From 94ebbab1c8e4fa5360201fb4bb36c0098bb2629a Mon Sep 17 00:00:00 2001
From: jeremyfowers <jeremy.fowers@amd.com>
Date: Mon, 22 Jun 2026 17:32:42 -0400
Subject: [PATCH 18/39] refactor(backends): migrate install availability to a
 check_install ops hook

is_recipe_installed now finds the managed binary generically and asks the
backend's ops whether it's actually installed, instead of hardcoding the
llamacpp-system HIP check and the flm PATH fallback:

- check_install(backend, binary_found) ops hook; base = installed iff binary
  found. LlamaCppOps adds the ggml HIP-plugin requirement for the "system"
  build on AMD GPUs; FlmOps treats a PATH-installed flm as present.
- is_ggml_hip_plugin_available moves into backends/llamacpp; find_flm_executable
  and run_flm_validate move into backends/fastflowlm. Removed from path_utils
  (+ their orphaned decls/comments).

system_info no longer carries llamacpp/flm-specific availability knowledge.

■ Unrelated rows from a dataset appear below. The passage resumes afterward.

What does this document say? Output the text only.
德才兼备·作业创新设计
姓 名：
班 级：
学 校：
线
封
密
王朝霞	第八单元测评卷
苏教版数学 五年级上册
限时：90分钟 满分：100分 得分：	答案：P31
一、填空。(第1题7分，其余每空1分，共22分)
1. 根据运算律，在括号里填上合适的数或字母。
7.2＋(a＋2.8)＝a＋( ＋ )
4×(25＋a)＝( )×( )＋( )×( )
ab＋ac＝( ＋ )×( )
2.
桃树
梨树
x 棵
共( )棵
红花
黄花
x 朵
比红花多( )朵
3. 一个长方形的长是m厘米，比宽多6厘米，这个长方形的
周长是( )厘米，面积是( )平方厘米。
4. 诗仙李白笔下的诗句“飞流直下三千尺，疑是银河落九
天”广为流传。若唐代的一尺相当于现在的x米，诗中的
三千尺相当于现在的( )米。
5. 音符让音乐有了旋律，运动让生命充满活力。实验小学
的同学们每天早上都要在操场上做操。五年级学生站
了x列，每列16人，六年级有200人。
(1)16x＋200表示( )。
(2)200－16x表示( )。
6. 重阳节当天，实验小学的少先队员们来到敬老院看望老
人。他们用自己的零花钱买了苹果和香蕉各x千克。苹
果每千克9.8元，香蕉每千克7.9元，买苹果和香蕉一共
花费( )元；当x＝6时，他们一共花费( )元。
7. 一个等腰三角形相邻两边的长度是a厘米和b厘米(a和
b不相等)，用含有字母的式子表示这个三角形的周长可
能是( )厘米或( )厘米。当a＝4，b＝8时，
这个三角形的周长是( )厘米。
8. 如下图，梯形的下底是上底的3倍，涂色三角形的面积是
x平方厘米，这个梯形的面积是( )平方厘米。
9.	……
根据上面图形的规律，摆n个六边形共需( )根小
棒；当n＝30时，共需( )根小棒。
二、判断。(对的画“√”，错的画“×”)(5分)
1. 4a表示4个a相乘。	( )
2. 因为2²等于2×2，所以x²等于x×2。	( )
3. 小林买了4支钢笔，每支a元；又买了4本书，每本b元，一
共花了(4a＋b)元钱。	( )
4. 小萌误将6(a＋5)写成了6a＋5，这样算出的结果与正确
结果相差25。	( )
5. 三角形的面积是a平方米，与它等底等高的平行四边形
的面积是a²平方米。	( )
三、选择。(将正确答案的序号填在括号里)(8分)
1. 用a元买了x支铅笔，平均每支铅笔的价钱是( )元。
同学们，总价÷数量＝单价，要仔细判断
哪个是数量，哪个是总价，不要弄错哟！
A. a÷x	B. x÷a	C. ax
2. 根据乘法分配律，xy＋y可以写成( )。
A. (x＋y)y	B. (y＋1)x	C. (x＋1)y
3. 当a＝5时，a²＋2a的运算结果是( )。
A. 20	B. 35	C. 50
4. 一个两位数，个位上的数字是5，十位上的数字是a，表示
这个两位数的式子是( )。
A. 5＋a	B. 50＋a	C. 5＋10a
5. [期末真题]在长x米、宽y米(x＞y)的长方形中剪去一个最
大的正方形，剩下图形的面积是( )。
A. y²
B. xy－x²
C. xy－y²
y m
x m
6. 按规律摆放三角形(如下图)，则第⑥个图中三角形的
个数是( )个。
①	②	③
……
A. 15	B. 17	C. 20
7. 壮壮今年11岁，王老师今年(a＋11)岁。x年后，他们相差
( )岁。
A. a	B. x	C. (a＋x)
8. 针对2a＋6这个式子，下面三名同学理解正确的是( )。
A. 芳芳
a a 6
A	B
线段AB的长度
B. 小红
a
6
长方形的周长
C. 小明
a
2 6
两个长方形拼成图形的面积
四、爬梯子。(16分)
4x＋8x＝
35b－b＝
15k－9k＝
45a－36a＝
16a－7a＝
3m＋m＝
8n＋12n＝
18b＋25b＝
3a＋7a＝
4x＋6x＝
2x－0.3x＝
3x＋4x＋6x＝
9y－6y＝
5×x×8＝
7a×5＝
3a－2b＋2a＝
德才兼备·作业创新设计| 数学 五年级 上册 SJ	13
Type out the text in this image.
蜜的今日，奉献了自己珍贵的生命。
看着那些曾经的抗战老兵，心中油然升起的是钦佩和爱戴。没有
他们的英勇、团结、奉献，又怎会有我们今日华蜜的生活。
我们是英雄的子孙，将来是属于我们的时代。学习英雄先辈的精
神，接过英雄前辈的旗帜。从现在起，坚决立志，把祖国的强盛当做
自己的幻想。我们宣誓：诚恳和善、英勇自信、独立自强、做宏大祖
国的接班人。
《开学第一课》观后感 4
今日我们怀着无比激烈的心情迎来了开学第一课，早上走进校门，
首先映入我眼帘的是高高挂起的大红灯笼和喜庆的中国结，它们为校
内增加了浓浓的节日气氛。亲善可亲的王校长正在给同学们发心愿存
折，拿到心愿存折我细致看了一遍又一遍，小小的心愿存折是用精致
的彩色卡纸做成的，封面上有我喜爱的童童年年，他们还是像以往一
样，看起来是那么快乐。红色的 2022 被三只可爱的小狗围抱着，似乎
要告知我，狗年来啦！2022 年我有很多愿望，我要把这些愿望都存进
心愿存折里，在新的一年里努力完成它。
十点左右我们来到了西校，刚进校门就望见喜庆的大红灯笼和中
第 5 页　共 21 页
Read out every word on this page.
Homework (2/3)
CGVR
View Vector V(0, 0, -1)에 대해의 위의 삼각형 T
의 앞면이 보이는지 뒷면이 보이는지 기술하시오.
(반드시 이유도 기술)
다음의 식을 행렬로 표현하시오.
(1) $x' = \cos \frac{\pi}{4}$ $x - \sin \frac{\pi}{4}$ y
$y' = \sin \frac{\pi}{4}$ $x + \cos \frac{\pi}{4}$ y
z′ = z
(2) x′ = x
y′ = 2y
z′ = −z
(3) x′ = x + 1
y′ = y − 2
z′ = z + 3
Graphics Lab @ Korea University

Co-Authored-By: Claude Opus 4.8 (1M context) <noreply@anthropic.com>
---
 src/cpp/include/lemon/backends/backend_ops.h  |  16 ++
 .../backends/fastflowlm/fastflowlm_models.h   |   6 +
 src/cpp/include/lemon/utils/path_utils.h      |  23 ---
 .../backends/fastflowlm/fastflowlm_models.cpp | 124 +++++++++++++-
 .../backends/fastflowlm/fastflowlm_server.cpp |  12 +-
 .../backends/llamacpp/llamacpp_server.cpp     |  59 +++++++
 src/cpp/server/system_info.cpp                |  38 ++---
 src/cpp/server/utils/path_utils.cpp           | 161 ------------------
 8 files changed, 224 insertions(+), 215 deletions(-)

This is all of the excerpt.